Familiäre partielle Lipodystrophie Typ Köbberling ist Teil des Lipodystrophie-Syndrom, bestehend aus abnorme Fettverteilung, oft mit extremer Insulin-Resistenz-Syndrom durch Hyperinsulinämie als 20mUI / L, ein Kohlenstoff-Kohlenhydrat-Intoleranz oder Diabetes, Hypertriglyzeridämie mit niedrigem HDL und Hypertonie. Acanthosis nigricans, Hepatosteatose und PCO-Syndrom sind häufig. Familiäre partielle Lipodystrophie Typ Köbberling ist selten, mit 16 Patienten zwischen 1975 und 2003 berichtet. Dieses Syndrom ist klinisch durch den Verlust des subkutanen Fettgewebes an den unteren Extremitäten, die Akkumulation des subkutanen Fettgewebes in den Kofferraum, Gesicht und über den normalen Blutdruck definiert. Organic, Diabetes und Hypertriglyzeridämie sind in Gefahr der akuten Pankreatitis in den meisten Fällen.

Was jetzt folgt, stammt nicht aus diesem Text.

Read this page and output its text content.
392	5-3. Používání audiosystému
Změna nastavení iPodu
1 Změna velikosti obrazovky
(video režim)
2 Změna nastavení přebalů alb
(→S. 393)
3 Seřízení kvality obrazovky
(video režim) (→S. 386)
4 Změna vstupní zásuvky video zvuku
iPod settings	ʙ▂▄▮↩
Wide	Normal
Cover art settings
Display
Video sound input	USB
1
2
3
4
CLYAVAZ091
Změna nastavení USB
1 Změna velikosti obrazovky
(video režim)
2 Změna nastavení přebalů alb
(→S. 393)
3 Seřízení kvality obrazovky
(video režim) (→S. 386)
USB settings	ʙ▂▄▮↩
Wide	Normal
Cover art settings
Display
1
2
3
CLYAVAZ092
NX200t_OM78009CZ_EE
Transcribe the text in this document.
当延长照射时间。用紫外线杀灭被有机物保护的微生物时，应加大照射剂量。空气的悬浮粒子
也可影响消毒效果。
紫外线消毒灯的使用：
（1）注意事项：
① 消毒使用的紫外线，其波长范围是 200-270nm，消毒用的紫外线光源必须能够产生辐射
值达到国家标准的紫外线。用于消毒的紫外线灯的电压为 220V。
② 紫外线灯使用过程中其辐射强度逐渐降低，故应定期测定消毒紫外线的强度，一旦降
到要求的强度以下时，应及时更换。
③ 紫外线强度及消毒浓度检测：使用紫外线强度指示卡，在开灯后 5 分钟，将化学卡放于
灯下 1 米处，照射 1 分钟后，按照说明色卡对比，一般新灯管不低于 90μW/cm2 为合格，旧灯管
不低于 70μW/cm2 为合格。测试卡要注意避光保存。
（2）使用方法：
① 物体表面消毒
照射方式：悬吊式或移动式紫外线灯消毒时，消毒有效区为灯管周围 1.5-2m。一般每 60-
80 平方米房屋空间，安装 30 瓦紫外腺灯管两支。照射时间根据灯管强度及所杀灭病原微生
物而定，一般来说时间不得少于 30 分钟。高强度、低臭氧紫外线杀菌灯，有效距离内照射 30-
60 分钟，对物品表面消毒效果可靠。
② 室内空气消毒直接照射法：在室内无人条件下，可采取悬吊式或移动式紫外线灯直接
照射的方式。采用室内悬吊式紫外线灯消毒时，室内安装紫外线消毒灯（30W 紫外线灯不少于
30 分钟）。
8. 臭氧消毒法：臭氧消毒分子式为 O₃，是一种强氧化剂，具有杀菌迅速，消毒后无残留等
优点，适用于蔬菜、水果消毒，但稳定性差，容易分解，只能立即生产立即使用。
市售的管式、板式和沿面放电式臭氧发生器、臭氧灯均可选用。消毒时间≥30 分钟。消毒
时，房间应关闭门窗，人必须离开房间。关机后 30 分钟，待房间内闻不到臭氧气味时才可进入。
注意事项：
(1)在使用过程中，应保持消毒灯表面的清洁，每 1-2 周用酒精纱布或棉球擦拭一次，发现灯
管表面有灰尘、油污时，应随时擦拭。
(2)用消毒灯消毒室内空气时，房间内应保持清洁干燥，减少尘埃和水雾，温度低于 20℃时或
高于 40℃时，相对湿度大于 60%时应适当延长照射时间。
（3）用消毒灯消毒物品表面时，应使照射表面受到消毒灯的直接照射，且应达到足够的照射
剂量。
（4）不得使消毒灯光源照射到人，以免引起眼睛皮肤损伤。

Diese klinisch-biologische Profil, was ungewöhnlich erscheint, was darauf hindeutet, dass dieses Syndrom nicht bekannt ist, aber die Diagnose ist sehr schwierig, in Anbetracht der fehlenden genetischen Bestätigung und die Frequenz der abdominalen Adipositas in der Bevölkerung zu sagen. Die Vererbung ist autosomal dominant. Die Ursache der Erkrankung ist unbekannt. Die Behandlung der Insulinresistenz-Syndrom ist nicht a priori von anderen Formen der Insulin-Resistenz: körperliche Bewegung, Insulin-Sensitizer Metformin oder Glitazone Typ bevorzugt Insulinanaloga, Antihypertensiva, Überwachung und Behandlung von Hypertriglyceridämie. Das kardiovaskuläre Risiko ist wahrscheinlich erh&$246;ht, aber die langfristige Prognose dieser Erkrankungen ist unbekannt, vor allem, wenn das Management beginnt.